Accuracy: 0.9895287958115183
Confusion Matrix:
[[851   5]
 [  7 283]]


In [16]:
# Calculate Precison
precison = precison_score(y_test, y_pred)
print("Precison:", precison)

Precison: 0.98262836548762


## Model 2-- SVM Classifire

In [None]:
from sklearn.svm import SVC

# Train the SVM classifier
classifier_svm = SVC(kernel='rbf')
classifier_svm.fit(X_train, y_train)

# Predict labels for the test set
y_pred_svm = classifier_svm.predict(X_test)

# Calculate accuracy
accuracy_svm = accuracy_score(y_test, y_pred_svm)
print("SVM Classifier Accuracy:", accuracy_svm)

# Confusion matrix
conf_matrix_svm = confusion_matrix(y_test, y_pred_svm)
print("SVM Classifier Confusion Matrix:")
print(conf_matrix_svm)


SVM Classifier Accuracy: 0.9790575916230366
SVM Classifier Confusion Matrix:
[[853   3]
 [ 21 269]]


In [19]:
# Calculate Precison
precison = precison_score(y_test, y_pred)
print("Precison:", precison)

Precison: 0.9882472923644838


## Modlel--3 Decision Tree Classifier

In [None]:
from sklearn.tree import DecisionTreeClassifier

# Train the Decision Tree classifier
classifier_dt = DecisionTreeClassifier()
classifier_dt.fit(X_train, y_train)

# Predict labels for the test set
y_pred_dt = classifier_dt.predict(X_test)

# Calculate accuracy
accuracy_dt = accuracy_score(y_test, y_pred_dt)
print("Decision Tree Classifier Accuracy:", accuracy_dt)

# Confusion matrix
conf_matrix_dt = confusion_matrix(y_test, y_pred_dt)
print("Decision Tree Classifier Confusion Matrix:")
print(conf_matrix_dt)


Decision Tree Classifier Accuracy: 0.962478184991274
Decision Tree Classifier Confusion Matrix:
[[836  20]
 [ 23 267]]


In [18]:
# Calculate Precison
precison = precison_score(y_test, y_pred)
print("Precison:", precison)

# Model Selection
- Among the three models, Naive Bayes gives the best accuracy and has the fewest false positive predictions. So, it's usually the best choice when you want to get accurate results and avoid false alarms.
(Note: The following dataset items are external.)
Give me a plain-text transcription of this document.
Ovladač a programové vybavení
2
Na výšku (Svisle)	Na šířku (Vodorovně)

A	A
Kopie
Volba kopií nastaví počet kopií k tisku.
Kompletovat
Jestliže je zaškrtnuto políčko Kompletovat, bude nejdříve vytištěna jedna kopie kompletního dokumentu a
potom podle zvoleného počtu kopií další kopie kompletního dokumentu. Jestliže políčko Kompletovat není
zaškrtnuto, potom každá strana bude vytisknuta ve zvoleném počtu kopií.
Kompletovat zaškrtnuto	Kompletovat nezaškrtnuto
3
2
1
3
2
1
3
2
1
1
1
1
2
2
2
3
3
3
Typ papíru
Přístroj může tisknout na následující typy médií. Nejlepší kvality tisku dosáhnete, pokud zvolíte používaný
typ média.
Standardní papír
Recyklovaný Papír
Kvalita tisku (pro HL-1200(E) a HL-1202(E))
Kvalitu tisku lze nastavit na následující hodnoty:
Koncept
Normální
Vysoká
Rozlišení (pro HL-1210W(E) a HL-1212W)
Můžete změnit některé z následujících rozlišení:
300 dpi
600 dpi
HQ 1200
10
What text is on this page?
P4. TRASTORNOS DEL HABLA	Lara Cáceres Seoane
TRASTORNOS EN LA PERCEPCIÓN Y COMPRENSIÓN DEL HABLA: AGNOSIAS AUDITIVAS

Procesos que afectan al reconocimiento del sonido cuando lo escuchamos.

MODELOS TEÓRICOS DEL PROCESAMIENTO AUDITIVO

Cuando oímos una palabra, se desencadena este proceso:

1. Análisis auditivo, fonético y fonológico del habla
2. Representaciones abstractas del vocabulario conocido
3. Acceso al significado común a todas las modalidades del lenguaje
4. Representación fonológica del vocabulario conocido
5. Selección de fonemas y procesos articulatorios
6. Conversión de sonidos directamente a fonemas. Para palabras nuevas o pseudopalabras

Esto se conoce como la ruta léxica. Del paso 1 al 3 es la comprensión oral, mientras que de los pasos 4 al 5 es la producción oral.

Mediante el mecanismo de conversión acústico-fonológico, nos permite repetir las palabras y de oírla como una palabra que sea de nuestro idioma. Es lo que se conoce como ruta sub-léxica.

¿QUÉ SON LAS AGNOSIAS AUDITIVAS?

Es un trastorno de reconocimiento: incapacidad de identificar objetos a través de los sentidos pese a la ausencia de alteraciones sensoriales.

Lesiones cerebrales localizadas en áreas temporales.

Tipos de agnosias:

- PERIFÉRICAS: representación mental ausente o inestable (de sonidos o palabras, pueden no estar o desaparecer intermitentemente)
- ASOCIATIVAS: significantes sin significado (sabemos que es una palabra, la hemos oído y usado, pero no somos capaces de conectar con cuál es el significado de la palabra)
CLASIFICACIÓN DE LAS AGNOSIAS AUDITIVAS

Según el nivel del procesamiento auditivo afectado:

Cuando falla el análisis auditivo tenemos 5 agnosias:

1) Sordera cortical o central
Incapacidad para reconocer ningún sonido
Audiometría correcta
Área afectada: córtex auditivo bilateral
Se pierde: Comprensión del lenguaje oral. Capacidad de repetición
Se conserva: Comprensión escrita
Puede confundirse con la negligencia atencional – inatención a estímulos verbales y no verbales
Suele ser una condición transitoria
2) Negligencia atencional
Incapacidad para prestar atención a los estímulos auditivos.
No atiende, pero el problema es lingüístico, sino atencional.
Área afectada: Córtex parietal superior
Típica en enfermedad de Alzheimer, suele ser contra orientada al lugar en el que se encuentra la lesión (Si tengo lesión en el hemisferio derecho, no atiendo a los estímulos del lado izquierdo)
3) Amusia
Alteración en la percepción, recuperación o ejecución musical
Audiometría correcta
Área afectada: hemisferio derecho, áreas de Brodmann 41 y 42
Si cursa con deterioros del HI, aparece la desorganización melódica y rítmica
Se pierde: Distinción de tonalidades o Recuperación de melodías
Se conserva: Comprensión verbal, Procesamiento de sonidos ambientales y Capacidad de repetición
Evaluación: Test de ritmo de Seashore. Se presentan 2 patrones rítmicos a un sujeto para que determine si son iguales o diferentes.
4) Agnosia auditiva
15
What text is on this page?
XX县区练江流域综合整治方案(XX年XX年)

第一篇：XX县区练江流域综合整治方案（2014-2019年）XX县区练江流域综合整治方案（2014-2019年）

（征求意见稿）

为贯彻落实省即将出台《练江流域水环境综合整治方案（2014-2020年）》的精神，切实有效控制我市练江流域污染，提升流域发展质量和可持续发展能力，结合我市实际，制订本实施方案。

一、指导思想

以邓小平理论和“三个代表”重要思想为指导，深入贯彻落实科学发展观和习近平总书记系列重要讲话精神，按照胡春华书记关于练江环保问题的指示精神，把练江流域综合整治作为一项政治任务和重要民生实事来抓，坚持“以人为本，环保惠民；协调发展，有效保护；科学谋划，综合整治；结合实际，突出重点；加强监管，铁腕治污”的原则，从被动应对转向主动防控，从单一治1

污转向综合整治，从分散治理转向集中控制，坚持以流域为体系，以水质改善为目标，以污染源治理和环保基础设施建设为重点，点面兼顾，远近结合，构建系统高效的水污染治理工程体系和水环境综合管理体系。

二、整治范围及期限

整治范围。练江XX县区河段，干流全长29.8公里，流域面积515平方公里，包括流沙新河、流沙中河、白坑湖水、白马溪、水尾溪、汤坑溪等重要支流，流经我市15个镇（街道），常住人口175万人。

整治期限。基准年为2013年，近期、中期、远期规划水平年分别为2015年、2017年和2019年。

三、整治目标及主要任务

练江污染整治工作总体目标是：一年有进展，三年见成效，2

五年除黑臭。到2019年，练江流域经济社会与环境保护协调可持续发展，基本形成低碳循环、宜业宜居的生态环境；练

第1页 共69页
- However, if your main goal is to minimize false positives (Type I errors), then Support Vector Machine (SVM) is a better option. SVM works well when you want to reduce false positives, even if it means having slightly lower accuracy.

- Ultimately, the choice between Naive Bayes and SVM depends on what you care about most. If you want the highest accuracy, go for Naive Bayes. But if minimizing false positives is more important, SVM is the better choice.